I’ve previously written about my preference for trunk based development, but no approach is without its challenges. With trunk based development the biggest challenge is timing.

What’s the problem?

If you have a monorepo and a large team, merging frequently can lead to some unexpected breakages. Maybe two developers are working on the same package, and change it in ways that are incompatible with each other. If the diffs don’t merge cleanly, it’s just a little frustrating. Whoever comes second has to make some changes. But if the changes do merge, they could break the build or cause tests to fail. Main is no longer working, and this could slow everyone down. If you have a monolith, or a mono-build, maybe nobody can deploy anything until this is fixed.

The problem here is semantic merge conflicts, conflicts that can be merged with git, but create issues when combined together. This may seem like it would be rare, after all, your codebase includes so many features and components, and there’s an infinite space of possible changes, so how likely is a collision.

This is where a smarter person with more free time would do some math. Calculate some probabilities. Prove that collisions get more likely the more frequently you push. They’d use the birthday paradox or something like that. But for now, I’ll just say: you’d be surprised.

Regardless, if you absolutely, positively must keep the trunk branch green, merge queues might be for you!

What is a merge queue?

A merge queue is a mechanism to manage merging of changes into your trunk branch. At its most basic, changes are tested and merged one-at-a-time, in the order they were enqueued. Before merging, the changes are rebased on the HEAD of the trunk, and a set of tests are run to verify that everything works. If everything passes, you merge. If anything fails, the change is booted from the queue. Either way you then move on to the next change.

This can be slow, so a slightly more advanced merge queue will batch changes. Instead of sitting idle waiting to reach the front of the queue, changes are batched together and tested as a group.

Let’s say we have three changes in the queue, A, B and C (I promise I tried to think of more fun labels). A is at the head of the queue, with B and C behind it. We rebase A onto the trunk, B onto A and C onto B. So with C as our head, we run all of our tests.

If the tests pass, can merge everything at once and pat ourselves on the back for getting a 3x performance improvement! If they fail, we need to figure out which change caused the problem. Another test run or two is needed. We might test A in isolation, and batch B and C. If A is the problem, we can boot it, if it passes, we merge it.

This can be made a little more efficient by running tests in parallel.
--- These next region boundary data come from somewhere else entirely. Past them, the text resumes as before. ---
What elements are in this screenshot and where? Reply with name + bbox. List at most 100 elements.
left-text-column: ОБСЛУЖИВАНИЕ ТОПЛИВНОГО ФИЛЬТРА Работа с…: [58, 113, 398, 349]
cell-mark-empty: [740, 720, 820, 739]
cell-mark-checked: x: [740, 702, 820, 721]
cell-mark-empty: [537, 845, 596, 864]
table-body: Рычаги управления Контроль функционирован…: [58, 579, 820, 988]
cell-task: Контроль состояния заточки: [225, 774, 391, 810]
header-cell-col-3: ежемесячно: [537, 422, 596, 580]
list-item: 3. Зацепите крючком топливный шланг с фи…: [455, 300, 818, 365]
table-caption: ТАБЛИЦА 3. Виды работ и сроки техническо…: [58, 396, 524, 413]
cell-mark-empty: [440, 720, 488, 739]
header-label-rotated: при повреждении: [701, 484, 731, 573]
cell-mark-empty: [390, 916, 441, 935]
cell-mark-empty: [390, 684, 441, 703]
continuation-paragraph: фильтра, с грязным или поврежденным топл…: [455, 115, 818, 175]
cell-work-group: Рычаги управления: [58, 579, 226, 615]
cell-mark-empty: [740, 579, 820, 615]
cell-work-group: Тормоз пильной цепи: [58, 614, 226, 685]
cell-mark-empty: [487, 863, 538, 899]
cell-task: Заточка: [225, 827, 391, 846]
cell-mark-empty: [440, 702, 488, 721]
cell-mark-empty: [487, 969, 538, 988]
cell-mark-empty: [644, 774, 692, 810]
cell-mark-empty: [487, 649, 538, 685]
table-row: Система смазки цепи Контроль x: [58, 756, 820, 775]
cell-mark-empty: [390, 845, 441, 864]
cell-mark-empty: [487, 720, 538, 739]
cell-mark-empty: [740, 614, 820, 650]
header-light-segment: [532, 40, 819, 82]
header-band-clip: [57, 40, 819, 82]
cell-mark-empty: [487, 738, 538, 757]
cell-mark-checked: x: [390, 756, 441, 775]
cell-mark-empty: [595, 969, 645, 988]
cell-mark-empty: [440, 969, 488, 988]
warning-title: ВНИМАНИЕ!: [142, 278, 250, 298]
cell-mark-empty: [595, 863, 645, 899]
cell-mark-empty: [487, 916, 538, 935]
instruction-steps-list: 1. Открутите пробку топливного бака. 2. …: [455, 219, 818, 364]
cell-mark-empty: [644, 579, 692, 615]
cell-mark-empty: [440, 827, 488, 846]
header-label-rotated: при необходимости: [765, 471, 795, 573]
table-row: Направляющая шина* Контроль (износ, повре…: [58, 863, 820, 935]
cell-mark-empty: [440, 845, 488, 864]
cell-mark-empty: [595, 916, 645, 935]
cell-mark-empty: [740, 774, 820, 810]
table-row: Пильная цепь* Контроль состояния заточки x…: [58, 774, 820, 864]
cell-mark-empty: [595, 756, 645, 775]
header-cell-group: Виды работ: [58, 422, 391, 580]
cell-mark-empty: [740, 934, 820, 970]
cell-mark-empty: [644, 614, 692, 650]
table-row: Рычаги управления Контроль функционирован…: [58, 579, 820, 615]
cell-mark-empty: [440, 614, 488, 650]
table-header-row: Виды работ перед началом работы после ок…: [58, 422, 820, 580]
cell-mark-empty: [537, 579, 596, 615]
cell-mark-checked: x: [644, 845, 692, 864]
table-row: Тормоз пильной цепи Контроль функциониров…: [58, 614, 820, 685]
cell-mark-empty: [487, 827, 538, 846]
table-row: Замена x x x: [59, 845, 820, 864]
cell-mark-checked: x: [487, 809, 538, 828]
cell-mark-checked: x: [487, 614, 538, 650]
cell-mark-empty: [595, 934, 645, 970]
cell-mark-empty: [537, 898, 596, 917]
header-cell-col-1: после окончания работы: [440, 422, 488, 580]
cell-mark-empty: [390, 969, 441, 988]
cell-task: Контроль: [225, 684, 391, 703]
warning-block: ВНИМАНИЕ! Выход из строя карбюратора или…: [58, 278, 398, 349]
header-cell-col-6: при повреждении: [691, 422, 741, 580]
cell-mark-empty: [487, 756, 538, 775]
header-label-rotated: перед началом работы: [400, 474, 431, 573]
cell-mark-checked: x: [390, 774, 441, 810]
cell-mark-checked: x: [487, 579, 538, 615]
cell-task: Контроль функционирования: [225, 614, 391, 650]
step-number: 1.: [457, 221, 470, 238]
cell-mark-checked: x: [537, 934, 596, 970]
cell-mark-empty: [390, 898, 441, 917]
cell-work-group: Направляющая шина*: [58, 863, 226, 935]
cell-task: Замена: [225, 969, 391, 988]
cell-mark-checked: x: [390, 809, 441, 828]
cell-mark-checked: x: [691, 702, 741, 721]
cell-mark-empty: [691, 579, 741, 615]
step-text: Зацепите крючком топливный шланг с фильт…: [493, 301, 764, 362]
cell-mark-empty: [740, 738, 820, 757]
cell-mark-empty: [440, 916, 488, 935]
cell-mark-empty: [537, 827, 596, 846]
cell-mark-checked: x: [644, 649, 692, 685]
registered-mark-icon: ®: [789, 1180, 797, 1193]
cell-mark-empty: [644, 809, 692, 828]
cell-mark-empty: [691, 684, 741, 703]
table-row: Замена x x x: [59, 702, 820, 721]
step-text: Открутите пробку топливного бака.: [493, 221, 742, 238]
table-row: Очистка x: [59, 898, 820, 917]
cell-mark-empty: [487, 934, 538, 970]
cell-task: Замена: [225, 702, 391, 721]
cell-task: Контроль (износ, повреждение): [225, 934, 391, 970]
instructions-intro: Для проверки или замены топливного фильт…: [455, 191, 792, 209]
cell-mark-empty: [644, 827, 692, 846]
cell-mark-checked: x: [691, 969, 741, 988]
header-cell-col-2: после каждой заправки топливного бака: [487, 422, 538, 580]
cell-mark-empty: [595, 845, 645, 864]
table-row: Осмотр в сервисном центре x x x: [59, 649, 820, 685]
In fact, GitHub merge queues will test each subsequent group in a batch all at once. A, A+B, A+B+C, all running at the same time. A passes? Great, merge it.

What can go wrong?

If everything always passes, merge queues are great! Batches go through quickly, everyone is happy. But as soon as something fails, at least one change must be booted, and the whole queue has to be re-tested. If this keeps happening, the queue can be totally blocked, with nothing able to merge.

Know someone who’s using a merge queue? Ask them about flaky tests. They’ll probably have a horror story or two.

Even if everything always passes, you do still need to wait for tests. If you’re automatically running tests during the review process, this means every change has to wait at least 2x the average duration of your test process. Your tests need to be fast, or you’re going to be very limited in how many changes you can merge per day.

Planning your merge queue

The faster your merge queue, the better. At the end of the day, this means you want to run as few tests as possible, especially in the case of a failure.

When running tests against a change in review, you want to make sure every test runs, regardless of failures. This lets you see the big picture and make your fix comprehensive. In a merge queue, you want the opposite. Fail fast, get it out, move on.

When do you need a merge queue?

How do you decide if you need a merge queue? It comes down to the impact of those semantic merge conflicts.

If your code is split into many repos, then they could each have their own merge queue with minimal overhead. Merge queues be a useful protection measure that doesn’t really impact the flow of changes.

If you have a monorepo, it needs a little more consideration. If you have a monolithic build, deployment or test suite, then the impact of a conflict can be huge, so a merge queue would be well worth the effort.

If your monorepo contains a set of loosely coupled microservices, each with their own build, tests and deployment, then semantic conflicts are either less likely, or have less impact. A merge queue would only slow you down in this case. Any conflicts could be fixed in follow up changes by the affected team, and other teams probably wouldn’t even notice.

Maybe the biggest indicator that a merge queue would help you, is if not having one is already causing you significant pain.